In order to create this model, we need to only focus on variables that are going to be available to us at the time of prediction. Fortunately, we filtered out from our Data Frame columns that would be realized later on, so all variables in our Cleaned DataFrame are fair game to be used in our model.
Baseline Model
For my Baseline model, I used a pretty simple linear regression model to predict the OUTAGE.DURATION
. I used 4 different variables one of which is Categorical(CAUSE.CATEGORY
) and the other 3 Numerical(ANOMALY.LEVEL
,MONTH
,YEAR
).
I chose this mix of variables as I believed that in a concise group, these 4 could have a strong and wholistic predictive outcome. They cover an aspect of climate as they both include time of year(MONTH
) and ANOMALY.LEVEL
. On top of this they have the general year which in our EDA we say to have an effect on the amount of outages, as well as the CAUSE.CATEGORY
to cover what type of outage this was.
I encoded CAUSE.CATEGORY
using a one hot encoder. As for our numerical columns, I used a Standard scaler transformation, just in case we decided later down the line to inspect our coefficients for any sort of reason.

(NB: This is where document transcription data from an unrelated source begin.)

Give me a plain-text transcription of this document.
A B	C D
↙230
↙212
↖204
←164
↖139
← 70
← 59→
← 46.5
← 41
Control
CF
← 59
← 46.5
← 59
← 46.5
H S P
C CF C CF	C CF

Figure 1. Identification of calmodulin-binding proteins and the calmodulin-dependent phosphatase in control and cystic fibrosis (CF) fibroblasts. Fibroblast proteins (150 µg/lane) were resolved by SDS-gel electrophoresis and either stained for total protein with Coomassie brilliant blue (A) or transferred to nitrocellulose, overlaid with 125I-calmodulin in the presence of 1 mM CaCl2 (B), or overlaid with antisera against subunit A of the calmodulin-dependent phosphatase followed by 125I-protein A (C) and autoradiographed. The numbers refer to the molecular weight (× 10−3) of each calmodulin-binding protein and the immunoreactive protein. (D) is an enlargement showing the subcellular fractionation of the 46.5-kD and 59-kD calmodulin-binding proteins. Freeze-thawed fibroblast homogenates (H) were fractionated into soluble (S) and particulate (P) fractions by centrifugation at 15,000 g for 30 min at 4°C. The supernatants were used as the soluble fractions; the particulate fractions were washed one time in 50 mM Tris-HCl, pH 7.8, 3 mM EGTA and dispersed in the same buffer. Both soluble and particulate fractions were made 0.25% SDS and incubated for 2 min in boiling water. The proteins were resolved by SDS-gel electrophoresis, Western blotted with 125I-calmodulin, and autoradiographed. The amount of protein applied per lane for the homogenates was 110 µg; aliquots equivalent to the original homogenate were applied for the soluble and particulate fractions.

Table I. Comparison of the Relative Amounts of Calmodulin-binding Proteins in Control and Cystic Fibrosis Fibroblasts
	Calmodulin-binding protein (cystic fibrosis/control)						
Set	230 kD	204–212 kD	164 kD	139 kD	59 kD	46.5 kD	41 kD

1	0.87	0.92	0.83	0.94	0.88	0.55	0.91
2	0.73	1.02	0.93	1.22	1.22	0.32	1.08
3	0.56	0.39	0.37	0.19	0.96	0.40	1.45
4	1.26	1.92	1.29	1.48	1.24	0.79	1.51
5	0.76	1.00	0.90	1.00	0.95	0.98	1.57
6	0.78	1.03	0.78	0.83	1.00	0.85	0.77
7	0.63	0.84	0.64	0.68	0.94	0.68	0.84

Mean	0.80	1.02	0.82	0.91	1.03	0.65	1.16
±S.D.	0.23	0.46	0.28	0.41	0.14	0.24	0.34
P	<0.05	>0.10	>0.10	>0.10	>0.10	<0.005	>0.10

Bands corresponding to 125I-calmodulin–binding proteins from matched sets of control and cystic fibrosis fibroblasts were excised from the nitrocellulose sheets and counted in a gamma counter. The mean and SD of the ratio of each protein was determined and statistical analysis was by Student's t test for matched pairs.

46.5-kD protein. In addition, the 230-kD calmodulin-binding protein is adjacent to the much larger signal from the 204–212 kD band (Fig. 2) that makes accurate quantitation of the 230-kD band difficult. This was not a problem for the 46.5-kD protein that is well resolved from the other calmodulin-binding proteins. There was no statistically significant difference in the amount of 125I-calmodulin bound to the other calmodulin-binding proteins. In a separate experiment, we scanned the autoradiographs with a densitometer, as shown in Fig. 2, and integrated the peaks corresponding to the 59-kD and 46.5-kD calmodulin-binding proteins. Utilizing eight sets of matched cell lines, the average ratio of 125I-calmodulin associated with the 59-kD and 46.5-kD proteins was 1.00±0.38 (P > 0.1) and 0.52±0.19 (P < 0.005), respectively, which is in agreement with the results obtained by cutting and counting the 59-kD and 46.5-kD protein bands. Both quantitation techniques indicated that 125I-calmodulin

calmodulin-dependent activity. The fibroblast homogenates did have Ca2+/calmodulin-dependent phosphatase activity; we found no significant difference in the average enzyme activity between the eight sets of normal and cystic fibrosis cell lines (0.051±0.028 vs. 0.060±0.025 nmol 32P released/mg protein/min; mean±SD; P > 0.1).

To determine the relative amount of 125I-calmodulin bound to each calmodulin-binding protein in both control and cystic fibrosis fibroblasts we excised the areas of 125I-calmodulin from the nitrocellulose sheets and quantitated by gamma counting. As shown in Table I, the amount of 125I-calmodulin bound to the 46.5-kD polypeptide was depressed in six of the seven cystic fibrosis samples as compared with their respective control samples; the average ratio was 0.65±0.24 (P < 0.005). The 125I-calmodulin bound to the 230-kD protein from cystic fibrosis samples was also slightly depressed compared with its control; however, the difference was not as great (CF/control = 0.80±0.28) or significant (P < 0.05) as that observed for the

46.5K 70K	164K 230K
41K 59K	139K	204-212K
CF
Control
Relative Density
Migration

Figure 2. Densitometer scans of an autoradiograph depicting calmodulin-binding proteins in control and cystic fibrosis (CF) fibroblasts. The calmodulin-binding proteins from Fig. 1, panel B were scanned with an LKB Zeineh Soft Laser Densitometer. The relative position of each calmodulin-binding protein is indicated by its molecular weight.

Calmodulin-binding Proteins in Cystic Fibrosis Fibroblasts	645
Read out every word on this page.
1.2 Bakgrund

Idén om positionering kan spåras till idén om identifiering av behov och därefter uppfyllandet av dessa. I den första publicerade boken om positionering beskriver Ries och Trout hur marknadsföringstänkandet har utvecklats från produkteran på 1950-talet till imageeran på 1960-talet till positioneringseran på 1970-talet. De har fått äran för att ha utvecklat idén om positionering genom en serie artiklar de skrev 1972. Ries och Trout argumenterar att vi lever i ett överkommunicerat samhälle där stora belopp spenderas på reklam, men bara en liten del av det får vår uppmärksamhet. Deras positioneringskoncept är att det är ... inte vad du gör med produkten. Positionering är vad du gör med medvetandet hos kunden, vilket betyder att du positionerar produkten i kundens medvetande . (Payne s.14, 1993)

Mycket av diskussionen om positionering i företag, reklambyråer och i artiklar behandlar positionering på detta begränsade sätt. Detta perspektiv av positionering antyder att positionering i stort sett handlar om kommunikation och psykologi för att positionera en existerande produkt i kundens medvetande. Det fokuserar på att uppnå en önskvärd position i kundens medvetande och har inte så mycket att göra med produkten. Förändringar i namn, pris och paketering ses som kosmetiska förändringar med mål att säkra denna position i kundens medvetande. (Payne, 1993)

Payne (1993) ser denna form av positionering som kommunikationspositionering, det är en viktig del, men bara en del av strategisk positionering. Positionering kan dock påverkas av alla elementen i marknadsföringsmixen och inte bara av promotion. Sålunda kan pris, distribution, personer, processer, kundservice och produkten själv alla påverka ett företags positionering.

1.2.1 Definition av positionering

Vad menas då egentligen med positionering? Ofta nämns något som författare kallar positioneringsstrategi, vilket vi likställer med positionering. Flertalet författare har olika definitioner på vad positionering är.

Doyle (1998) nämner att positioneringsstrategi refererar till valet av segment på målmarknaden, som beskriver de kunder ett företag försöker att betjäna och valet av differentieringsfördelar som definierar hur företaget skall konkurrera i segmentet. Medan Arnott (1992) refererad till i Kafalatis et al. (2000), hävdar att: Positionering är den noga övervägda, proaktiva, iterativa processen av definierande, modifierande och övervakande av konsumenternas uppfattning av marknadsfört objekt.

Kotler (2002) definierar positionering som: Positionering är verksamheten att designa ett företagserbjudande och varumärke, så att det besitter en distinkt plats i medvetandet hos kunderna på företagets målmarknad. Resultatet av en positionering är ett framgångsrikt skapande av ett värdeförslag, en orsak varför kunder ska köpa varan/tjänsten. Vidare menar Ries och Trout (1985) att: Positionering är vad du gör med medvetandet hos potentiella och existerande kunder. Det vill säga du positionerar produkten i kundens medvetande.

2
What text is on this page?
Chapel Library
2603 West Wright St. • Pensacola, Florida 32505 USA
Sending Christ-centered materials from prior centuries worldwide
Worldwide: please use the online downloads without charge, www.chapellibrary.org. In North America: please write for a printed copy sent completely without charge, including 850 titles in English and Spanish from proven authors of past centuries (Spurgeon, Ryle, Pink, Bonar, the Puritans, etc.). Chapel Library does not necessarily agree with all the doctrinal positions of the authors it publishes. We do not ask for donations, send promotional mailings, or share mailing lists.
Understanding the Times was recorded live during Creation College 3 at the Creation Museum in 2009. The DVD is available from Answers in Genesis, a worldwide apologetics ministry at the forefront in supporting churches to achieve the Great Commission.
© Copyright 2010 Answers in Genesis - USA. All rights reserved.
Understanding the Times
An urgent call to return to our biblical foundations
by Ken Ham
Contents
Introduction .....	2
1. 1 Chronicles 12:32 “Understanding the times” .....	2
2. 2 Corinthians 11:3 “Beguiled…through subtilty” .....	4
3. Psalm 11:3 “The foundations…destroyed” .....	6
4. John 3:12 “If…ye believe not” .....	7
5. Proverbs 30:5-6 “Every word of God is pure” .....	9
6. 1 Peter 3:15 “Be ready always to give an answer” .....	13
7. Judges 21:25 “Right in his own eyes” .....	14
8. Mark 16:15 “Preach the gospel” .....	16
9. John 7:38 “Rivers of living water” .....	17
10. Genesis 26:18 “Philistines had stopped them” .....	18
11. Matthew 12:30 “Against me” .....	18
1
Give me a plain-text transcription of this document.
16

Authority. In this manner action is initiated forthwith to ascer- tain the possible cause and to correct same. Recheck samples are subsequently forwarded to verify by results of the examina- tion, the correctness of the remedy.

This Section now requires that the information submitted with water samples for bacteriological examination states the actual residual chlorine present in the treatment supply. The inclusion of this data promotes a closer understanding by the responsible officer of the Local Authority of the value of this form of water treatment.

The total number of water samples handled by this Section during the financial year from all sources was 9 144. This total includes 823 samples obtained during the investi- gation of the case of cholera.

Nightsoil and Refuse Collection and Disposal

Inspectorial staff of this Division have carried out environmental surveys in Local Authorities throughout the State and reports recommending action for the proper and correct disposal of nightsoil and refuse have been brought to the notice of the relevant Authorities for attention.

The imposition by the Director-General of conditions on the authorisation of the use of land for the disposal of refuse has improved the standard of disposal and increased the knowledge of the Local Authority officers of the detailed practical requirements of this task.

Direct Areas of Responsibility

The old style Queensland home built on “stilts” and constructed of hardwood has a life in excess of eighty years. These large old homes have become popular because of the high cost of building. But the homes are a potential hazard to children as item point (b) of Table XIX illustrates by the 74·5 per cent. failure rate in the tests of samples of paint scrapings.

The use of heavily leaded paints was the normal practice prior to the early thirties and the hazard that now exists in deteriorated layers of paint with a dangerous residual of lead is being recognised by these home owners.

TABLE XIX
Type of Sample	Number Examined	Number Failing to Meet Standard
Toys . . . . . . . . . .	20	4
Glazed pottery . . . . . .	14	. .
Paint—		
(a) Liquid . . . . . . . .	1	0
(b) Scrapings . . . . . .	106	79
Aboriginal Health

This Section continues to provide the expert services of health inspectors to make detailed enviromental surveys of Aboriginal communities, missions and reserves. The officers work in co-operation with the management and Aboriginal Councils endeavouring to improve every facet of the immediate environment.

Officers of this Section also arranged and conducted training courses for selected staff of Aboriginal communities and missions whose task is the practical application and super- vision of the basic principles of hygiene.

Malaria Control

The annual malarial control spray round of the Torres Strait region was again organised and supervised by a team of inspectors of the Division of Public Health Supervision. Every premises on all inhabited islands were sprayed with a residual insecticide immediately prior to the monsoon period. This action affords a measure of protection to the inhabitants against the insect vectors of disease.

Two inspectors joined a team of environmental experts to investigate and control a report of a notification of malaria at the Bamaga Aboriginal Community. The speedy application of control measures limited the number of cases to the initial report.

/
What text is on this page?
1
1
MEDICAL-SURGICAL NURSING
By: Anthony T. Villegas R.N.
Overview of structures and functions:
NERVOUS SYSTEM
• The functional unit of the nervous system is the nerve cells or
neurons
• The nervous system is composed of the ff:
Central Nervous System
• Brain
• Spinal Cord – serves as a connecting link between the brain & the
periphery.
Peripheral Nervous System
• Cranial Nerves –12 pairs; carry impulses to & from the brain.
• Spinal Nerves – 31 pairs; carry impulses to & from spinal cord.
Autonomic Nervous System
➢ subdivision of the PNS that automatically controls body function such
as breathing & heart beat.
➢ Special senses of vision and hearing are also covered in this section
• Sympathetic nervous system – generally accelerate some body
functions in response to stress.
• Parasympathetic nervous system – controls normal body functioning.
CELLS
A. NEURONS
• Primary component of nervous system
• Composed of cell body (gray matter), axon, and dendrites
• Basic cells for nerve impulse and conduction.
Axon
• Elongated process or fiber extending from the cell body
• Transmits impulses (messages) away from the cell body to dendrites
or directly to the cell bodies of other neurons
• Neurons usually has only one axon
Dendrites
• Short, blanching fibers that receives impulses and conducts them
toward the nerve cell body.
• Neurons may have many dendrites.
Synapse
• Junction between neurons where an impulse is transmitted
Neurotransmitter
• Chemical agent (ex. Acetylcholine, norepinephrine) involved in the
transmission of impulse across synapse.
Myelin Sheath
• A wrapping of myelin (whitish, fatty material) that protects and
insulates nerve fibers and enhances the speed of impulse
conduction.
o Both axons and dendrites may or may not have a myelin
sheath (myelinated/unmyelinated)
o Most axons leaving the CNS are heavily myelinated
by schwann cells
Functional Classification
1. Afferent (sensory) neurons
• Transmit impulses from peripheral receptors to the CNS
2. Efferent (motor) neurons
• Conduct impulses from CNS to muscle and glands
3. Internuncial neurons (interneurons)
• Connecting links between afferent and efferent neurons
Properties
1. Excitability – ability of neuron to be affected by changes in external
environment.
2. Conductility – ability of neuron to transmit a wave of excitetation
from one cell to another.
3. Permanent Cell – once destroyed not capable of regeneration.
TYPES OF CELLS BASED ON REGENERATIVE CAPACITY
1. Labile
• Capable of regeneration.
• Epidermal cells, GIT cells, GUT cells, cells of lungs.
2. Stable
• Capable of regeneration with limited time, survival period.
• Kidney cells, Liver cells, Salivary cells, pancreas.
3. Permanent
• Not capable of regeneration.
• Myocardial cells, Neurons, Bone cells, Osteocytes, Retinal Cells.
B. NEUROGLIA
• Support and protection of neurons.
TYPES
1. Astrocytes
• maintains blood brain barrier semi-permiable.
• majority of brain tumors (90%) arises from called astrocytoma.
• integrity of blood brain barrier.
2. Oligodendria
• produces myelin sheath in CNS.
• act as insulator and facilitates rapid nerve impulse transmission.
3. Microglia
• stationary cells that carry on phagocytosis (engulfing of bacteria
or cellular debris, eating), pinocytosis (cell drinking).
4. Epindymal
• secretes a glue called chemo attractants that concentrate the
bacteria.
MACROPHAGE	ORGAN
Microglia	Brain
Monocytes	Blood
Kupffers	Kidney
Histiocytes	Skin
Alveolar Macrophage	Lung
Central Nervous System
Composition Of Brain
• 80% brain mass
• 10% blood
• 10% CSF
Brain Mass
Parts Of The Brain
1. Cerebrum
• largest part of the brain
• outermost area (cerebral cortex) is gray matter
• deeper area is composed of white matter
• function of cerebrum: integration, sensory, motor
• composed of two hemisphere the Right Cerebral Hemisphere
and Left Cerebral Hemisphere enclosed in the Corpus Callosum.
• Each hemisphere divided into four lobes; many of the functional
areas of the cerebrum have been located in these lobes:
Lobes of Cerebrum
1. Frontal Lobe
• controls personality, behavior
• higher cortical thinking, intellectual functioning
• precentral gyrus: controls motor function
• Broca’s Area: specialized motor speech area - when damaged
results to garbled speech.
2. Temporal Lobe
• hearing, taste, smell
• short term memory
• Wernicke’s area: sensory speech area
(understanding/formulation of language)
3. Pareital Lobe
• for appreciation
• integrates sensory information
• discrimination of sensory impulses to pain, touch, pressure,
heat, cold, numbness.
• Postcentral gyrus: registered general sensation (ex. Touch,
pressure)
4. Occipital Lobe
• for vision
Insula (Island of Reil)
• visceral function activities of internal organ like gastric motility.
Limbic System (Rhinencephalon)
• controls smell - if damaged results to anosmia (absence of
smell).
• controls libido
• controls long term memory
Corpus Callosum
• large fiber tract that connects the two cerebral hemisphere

I used an 80-20 train-test split in order to evaluate the models performance and ultimately used Mean Absolute Error (MAE) to understand its performance for reasons stated above. MAE is straightforward as it tells me how many minutes off my predictions are on average.
For our initial model, which I did not expect to perform very will, we saw a MAE of 2522.05 minutes, which seemed very high. We did see a lot of variance in our initial distribution plot of OUTAGE.DURATION
, and we can therefore justify having such a high error, but we will do our best to improve this.
Final Model
For my final model, I aimed to improve on the baseline by adding more features and conduction a Quantile Transformation with the numerical columns in the dataset. I also needed to impute some values as there were 12 missing values in the TOTAL.SALES
and TOTAL.PRICE
columns that were interfering with the model.
For this model I used all the columns in our cleaned dataset, scaling the numerical columns with the Quantile Transformer and all the categorical ones with One Hot Encoder again.
I experimented with a few different regression models, including Lasso, but was unable to lower the MAE until I arrived at the Random Forest Regressor. I then used GridSearchCV to tune the hyper parameters n_estimators, max_depth and min_samples_split.
This time the model performed better, lowering the Mean Absolute Error almost 300 minutes, to 2240.52 minutes. This is definitely a result of using a better regressor, as well as the use of Grid Search CV.